Cleveland, Ohio · Opened 1994 · Capacity 19,432

Rocket Mortgage FieldHouse

History

Rocket Mortgage FieldHouse opened in October 1994 as Gund Arena, the centerpiece of the Gateway Sports and Entertainment Complex that also includes Progressive Field, home of the Cleveland Guardians. The arena was conceived as a catalyst for downtown Cleveland's revitalization, a bold bet on the theory that professional sports venues could anchor urban renewal in a city that had spent decades hemorrhaging population and pride. Named for former Cavaliers owner Gordon Gund, the building gave Cleveland a modern basketball palace to replace the aging Richfield Coliseum, a suburban arena located thirty miles south of downtown that had isolated the franchise from the city it claimed to represent.

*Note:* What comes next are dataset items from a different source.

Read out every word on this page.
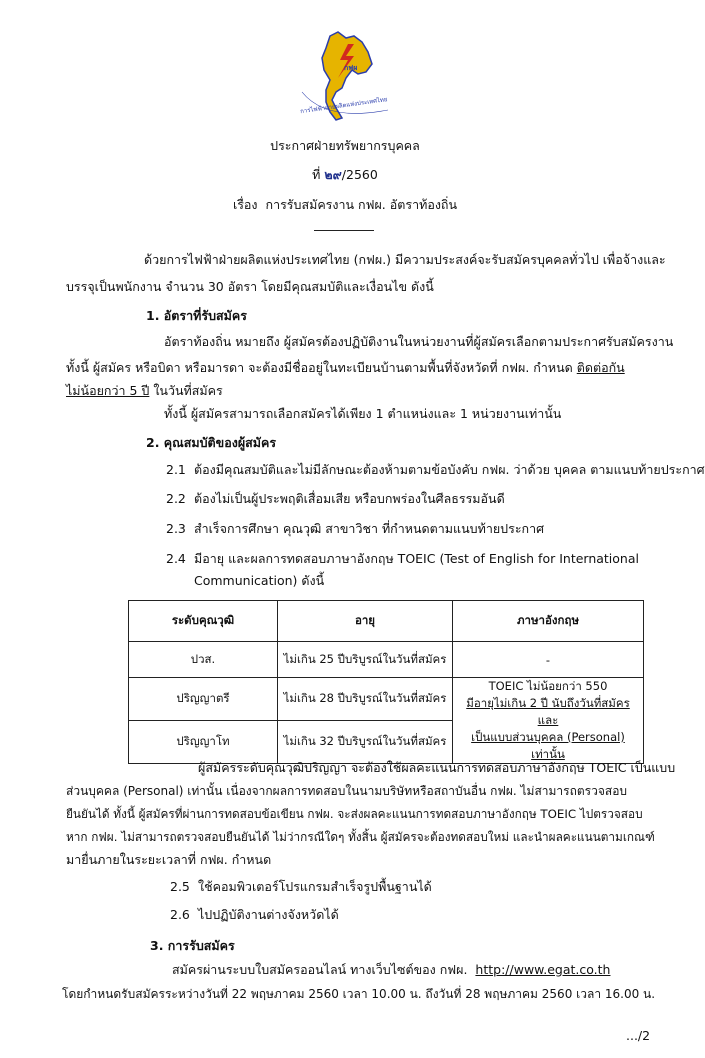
กฟผ
การไฟฟ้าฝ่ายผลิตแห่งประเทศไทย
ประกาศฝ่ายทรัพยากรบุคคล
ที่ ๒๙/2560
เรื่อง การรับสมัครงาน กฟผ. อัตราท้องถิ่น
ด้วยการไฟฟ้าฝ่ายผลิตแห่งประเทศไทย (กฟผ.) มีความประสงค์จะรับสมัครบุคคลทั่วไป เพื่อจ้างและ
บรรจุเป็นพนักงาน จำนวน 30 อัตรา โดยมีคุณสมบัติและเงื่อนไข ดังนี้
1. อัตราที่รับสมัคร
อัตราท้องถิ่น หมายถึง ผู้สมัครต้องปฏิบัติงานในหน่วยงานที่ผู้สมัครเลือกตามประกาศรับสมัครงาน
ทั้งนี้ ผู้สมัคร หรือบิดา หรือมารดา จะต้องมีชื่ออยู่ในทะเบียนบ้านตามพื้นที่จังหวัดที่ กฟผ. กำหนด ติดต่อกัน
ไม่น้อยกว่า 5 ปี ในวันที่สมัคร
ทั้งนี้ ผู้สมัครสามารถเลือกสมัครได้เพียง 1 ตำแหน่งและ 1 หน่วยงานเท่านั้น
2. คุณสมบัติของผู้สมัคร
2.1 ต้องมีคุณสมบัติและไม่มีลักษณะต้องห้ามตามข้อบังคับ กฟผ. ว่าด้วย บุคคล ตามแนบท้ายประกาศ
2.2 ต้องไม่เป็นผู้ประพฤติเสื่อมเสีย หรือบกพร่องในศีลธรรมอันดี
2.3 สำเร็จการศึกษา คุณวุฒิ สาขาวิชา ที่กำหนดตามแนบท้ายประกาศ
2.4 มีอายุ และผลการทดสอบภาษาอังกฤษ TOEIC (Test of English for International
Communication) ดังนี้
ระดับคุณวุฒิ	อายุ	ภาษาอังกฤษ
ปวส.	ไม่เกิน 25 ปีบริบูรณ์ในวันที่สมัคร	-
ปริญญาตรี	ไม่เกิน 28 ปีบริบูรณ์ในวันที่สมัคร	TOEIC ไม่น้อยกว่า 550
มีอายุไม่เกิน 2 ปี นับถึงวันที่สมัคร และ
เป็นแบบส่วนบุคคล (Personal) เท่านั้น

ปริญญาโท	ไม่เกิน 32 ปีบริบูรณ์ในวันที่สมัคร	
ผู้สมัครระดับคุณวุฒิปริญญา จะต้องใช้ผลคะแนนการทดสอบภาษาอังกฤษ TOEIC เป็นแบบ
ส่วนบุคคล (Personal) เท่านั้น เนื่องจากผลการทดสอบในนามบริษัทหรือสถาบันอื่น กฟผ. ไม่สามารถตรวจสอบ
ยืนยันได้ ทั้งนี้ ผู้สมัครที่ผ่านการทดสอบข้อเขียน กฟผ. จะส่งผลคะแนนการทดสอบภาษาอังกฤษ TOEIC ไปตรวจสอบ
หาก กฟผ. ไม่สามารถตรวจสอบยืนยันได้ ไม่ว่ากรณีใดๆ ทั้งสิ้น ผู้สมัครจะต้องทดสอบใหม่ และนำผลคะแนนตามเกณฑ์
มายื่นภายในระยะเวลาที่ กฟผ. กำหนด
2.5 ใช้คอมพิวเตอร์โปรแกรมสำเร็จรูปพื้นฐานได้
2.6 ไปปฏิบัติงานต่างจังหวัดได้
3. การรับสมัคร
สมัครผ่านระบบใบสมัครออนไลน์ ทางเว็บไซต์ของ กฟผ. http://www.egat.co.th
โดยกำหนดรับสมัครระหว่างวันที่ 22 พฤษภาคม 2560 เวลา 10.00 น. ถึงวันที่ 28 พฤษภาคม 2560 เวลา 16.00 น.
.../2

The move downtown was transformative. The arena's location in the heart of Cleveland, steps from Public Square and the shores of Lake Erie, reintegrated the Cavaliers into the city's daily life. The building, designed by Ellerbe Becket, featured a distinctive curved glass facade that lit up the downtown skyline on game nights, and the 19,432-seat interior was designed with the steep, intimate bowl that had become the standard for the era's arena construction boom. Gund Arena became Quicken Loans Arena in 2005 when Dan Gilbert's mortgage lending empire acquired the naming rights, and the building's identity became inseparable from Gilbert's aggressive, occasionally combustible ownership style.

The arena's defining chapter began and ended with LeBron James. His departure for Miami in 2010 — "The Decision" — plunged the building into a period of despair so profound that Gilbert posted a furious open letter in Comic Sans font promising vengeance. When LeBron returned in 2014, the arena became the stage for one of professional sports' great redemption arcs. The 2016 championship run, which saw Cleveland erase a 3-1 deficit against the historically dominant Golden State Warriors, produced the franchise's only title and one of the most cathartic sporting moments in American history. The arena erupted in a euphoria that decades of Cleveland sports suffering had earned.

A massive $185 million renovation completed in 2019 reimagined the building from the inside out, coinciding with the rebrand to Rocket Mortgage FieldHouse. The renovation modernized every public-facing element — new concourses, a dramatically redesigned atrium, expanded premium spaces, and a new exterior glass facade that bathes the interior in natural light. The project was designed by Populous and positioned the arena as one of the most technologically advanced venues in the NBA.

Rocket Mortgage FieldHouse now stands as proof of what downtown Cleveland dared to imagine in the early 1990s: that a city written off by the rest of the country could build its way back, one arena, one championship, one roaring crowd at a time.